An example would be if you have a module that calls a REST API to get/put something (say time sheets for your invoicing app), then have that be its own module that is testable.
Create internal TimeSheet data structures that you pass to/from that module. The core functionality of your app should be implemented using the TimeSheet data structures and you can have tests that use those and then separate tests around calling an API.
New customer comes along and says they want to send you CSV files via SFTP (yuck, but they got money). You just have to write a new interface that works with exchanging those files and gets them into your TimeSheet data structures, the core of your app should remain unchanged.

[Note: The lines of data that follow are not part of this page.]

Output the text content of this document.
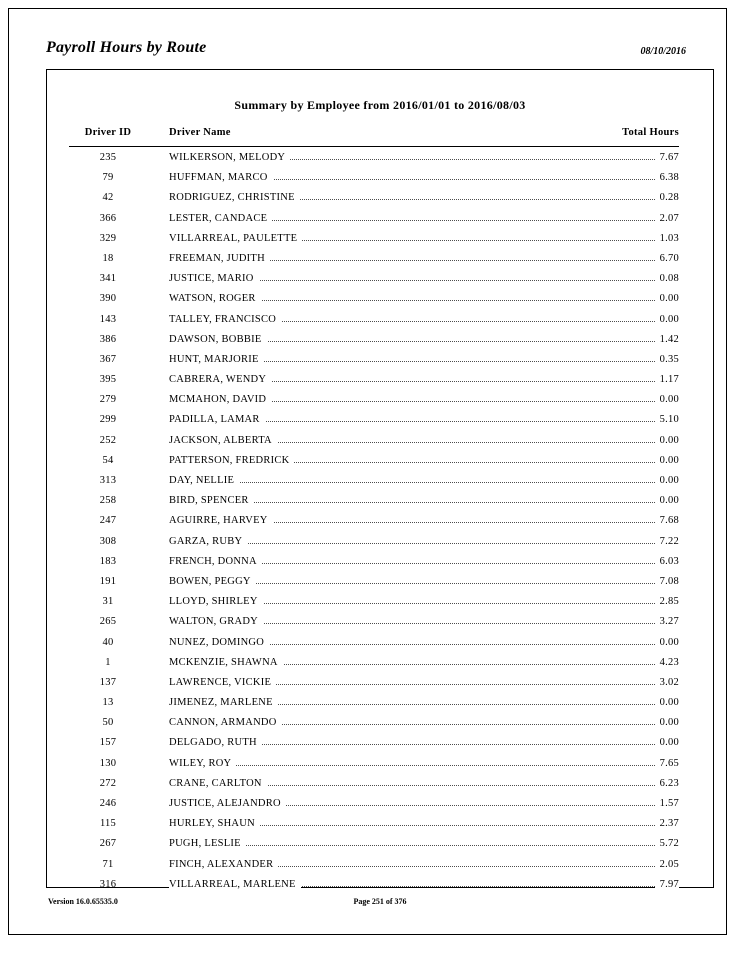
Payroll Hours by Route	08/10/2016
Summary by Employee from 2016/01/01 to 2016/08/03
Driver ID	Driver Name	Total Hours
235	WILKERSON, MELODY	7.67
79	HUFFMAN, MARCO	6.38
42	RODRIGUEZ, CHRISTINE	0.28
366	LESTER, CANDACE	2.07
329	VILLARREAL, PAULETTE	1.03
18	FREEMAN, JUDITH	6.70
341	JUSTICE, MARIO	0.08
390	WATSON, ROGER	0.00
143	TALLEY, FRANCISCO	0.00
386	DAWSON, BOBBIE	1.42
367	HUNT, MARJORIE	0.35
395	CABRERA, WENDY	1.17
279	MCMAHON, DAVID	0.00
299	PADILLA, LAMAR	5.10
252	JACKSON, ALBERTA	0.00
54	PATTERSON, FREDRICK	0.00
313	DAY, NELLIE	0.00
258	BIRD, SPENCER	0.00
247	AGUIRRE, HARVEY	7.68
308	GARZA, RUBY	7.22
183	FRENCH, DONNA	6.03
191	BOWEN, PEGGY	7.08
31	LLOYD, SHIRLEY	2.85
265	WALTON, GRADY	3.27
40	NUNEZ, DOMINGO	0.00
1	MCKENZIE, SHAWNA	4.23
137	LAWRENCE, VICKIE	3.02
13	JIMENEZ, MARLENE	0.00
50	CANNON, ARMANDO	0.00
157	DELGADO, RUTH	0.00
130	WILEY, ROY	7.65
272	CRANE, CARLTON	6.23
246	JUSTICE, ALEJANDRO	1.57
115	HURLEY, SHAUN	2.37
267	PUGH, LESLIE	5.72
71	FINCH, ALEXANDER	2.05
316	VILLARREAL, MARLENE	7.97
Version 16.0.65535.0	Page 251 of 376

One controversial opinion: monorep which is ideal for small teams iterating really fast. The other one was figuring out 12 factor app by serendipity as we were focussing on keeping our operations simple.
I'm assuming they mean a clean and orderly codebase invites developers to commit clean code. Its hard become motivated to make well-formed units when there are dumpster fires everywhere you look.
For an event driven app(poker game) built with React, redux and redux-saga, we deleted almost the entire project(100k lines of code) because our logic was tightly coupled with the sagas and reducers. Now we moved our logic inside the state selectors(we use reselect), the reducers are dumb, while sagas are only used to listen/dispatch async actions.
Replace with huge-page mapped ring buffers, independent processes, kernel-bypass set-and-forget, buffer lap checks, file-mapped self-describing binary-formatted stats, direct-mode disk block writes, caller-provided memory.